Muddling along

     After a great start this spring, it’s again turned to the dark (wet and muddy) side. The fields around our farmstead are full of water holes that only the ducks and dogs seem to be enjoying. Whenever I drive by, there are several colorful male mallards swimming on the ponds. I suspect that the females are sitting on egg in the ditch or tending to little ones. Hopefully, the ducklings won’t make an appearance on a day when our yellow Labs have decided it’s time for a swim.

    Maggie and Minnie head for a pond whenever we turn our backs on them and come back to the house mud-covered, stinky and slimy. Rosebud, my daughter Ellen’s golden retriever, gets muddy and dirty even though she doesn’t go for a swim. All she has to do is roll around in the wet grass and then run through the flowerbed. She smells better than her canine companions, but that’s small consolation.

      It’s a constant, mostly losing battle, to keep the mud out of our house. I can’t blame ait all on the dogs, either. When any of the human members of our family, including me, go outside we collect mud. We take our shoes off in hopes that we can confine it to the porch, but because our socks and feet usually get dirty, too, it follows us in.

      Of course, we have little to complain about compared to farmers who are still trying to get crops in and spray the ones that are up to protect them from funguses and eliminate weed competition.

       Since there’s nothing we can do about the weather we’ll just have to live with it. At least when it’s wet we have an excuse not to weed the garden which would entail fighting off the mosquitoes. But the mosquitoes are a whole ‘nother story, so I’ll save that one for another day.

Rain, rain…

    OK, enough already. I’m tired of being drizzled or rained on every time I go outside.
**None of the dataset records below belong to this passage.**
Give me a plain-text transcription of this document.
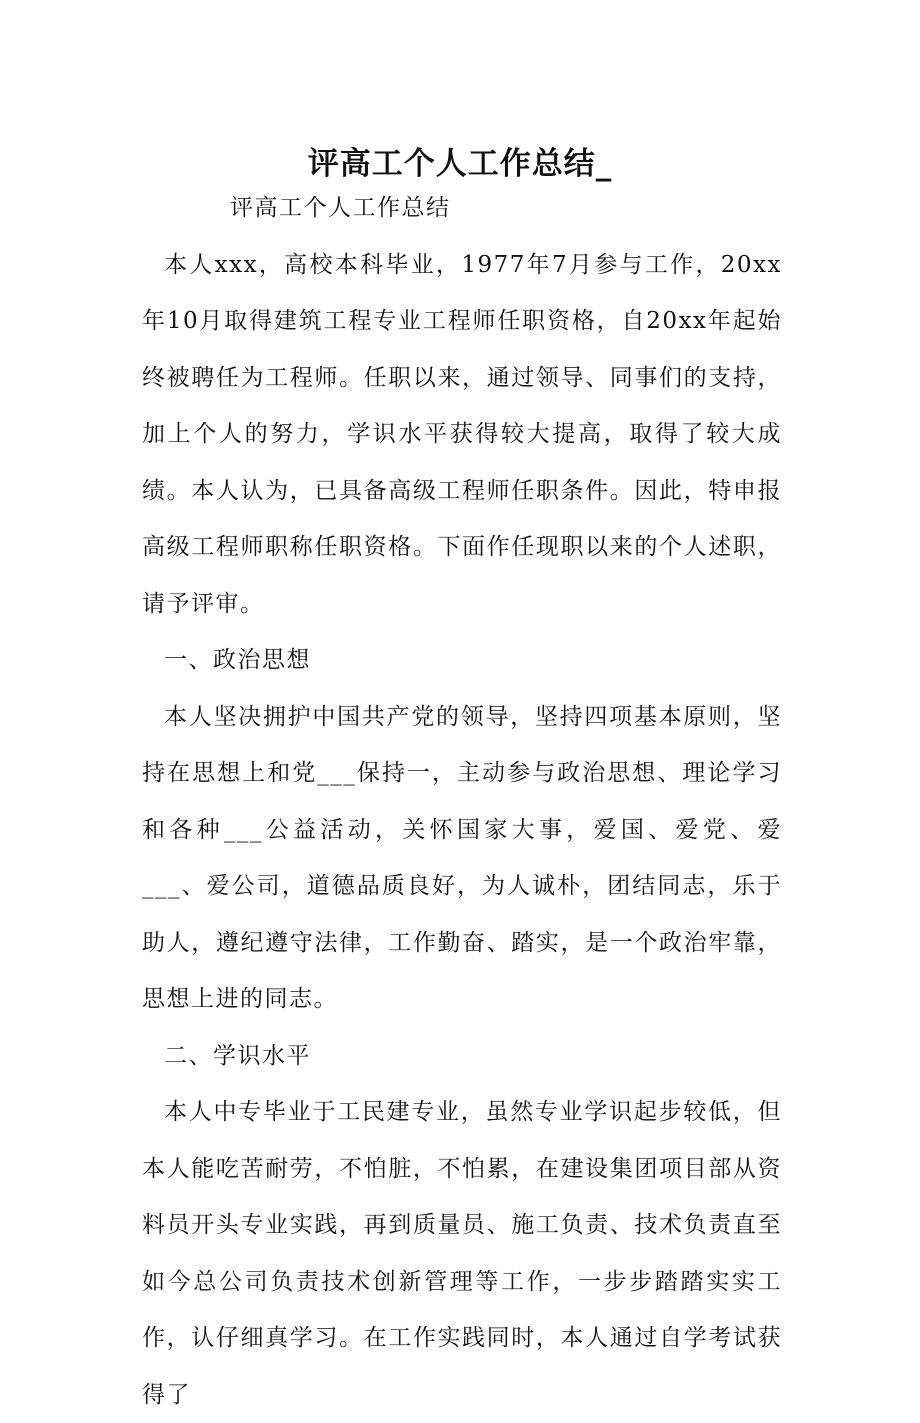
评高工个人工作总结_

评高工个人工作总结

本人xxx，高校本科毕业，1977年7月参与工作，20xx年10月取得建筑工程专业工程师任职资格，自20xx年起始终被聘任为工程师。任职以来，通过领导、同事们的支持，加上个人的努力，学识水平获得较大提高，取得了较大成绩。本人认为，已具备高级工程师任职条件。因此，特申报高级工程师职称任职资格。下面作任现职以来的个人述职，请予评审。

一、政治思想

本人坚决拥护中国共产党的领导，坚持四项基本原则，坚持在思想上和党___保持一，主动参与政治思想、理论学习和各种___公益活动，关怀国家大事，爱国、爱党、爱___、爱公司，道德品质良好，为人诚朴，团结同志，乐于助人，遵纪遵守法律，工作勤奋、踏实，是一个政治牢靠，思想上进的同志。

二、学识水平

本人中专毕业于工民建专业，虽然专业学识起步较低，但本人能吃苦耐劳，不怕脏，不怕累，在建设集团项目部从资料员开头专业实践，再到质量员、施工负责、技术负责直至如今总公司负责技术创新管理等工作，一步步踏踏实实工作，认仔细真学习。在工作实践同时，本人通过自学考试获得了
I’m ready for the rain to stop and the sun to shine. Somehow it doesn’t seem as bad slogging through mud and water if the sun is shining.

     Speaking of mud and water, we still have plenty of it at our house and soon there will be a lot more where that came from. Although, I am tired of it already, my sons have a different perspective on it. As we were leaving the farmyard this morning, I saw that the driveway to the garage was nearly under water from a melting snowbank. My sons noticed it, too, and Brendan said, "That’s awesome, Thomas. We have to go sailing in it."

      That wasn’t my reaction to the pond, but given that we can’t do much about it, it’s probably the apprpriate one. Kids have a great way of just enjoying what life gives them instead of fretting about it.

     Given that, I guess I better stop complaining about the weather and be grateful that it’s warm enough to rain, not snow and that the snowpack is dwindling. If I approach it with an attitude like my children, it will be a sunshiny day, cloud cover or not.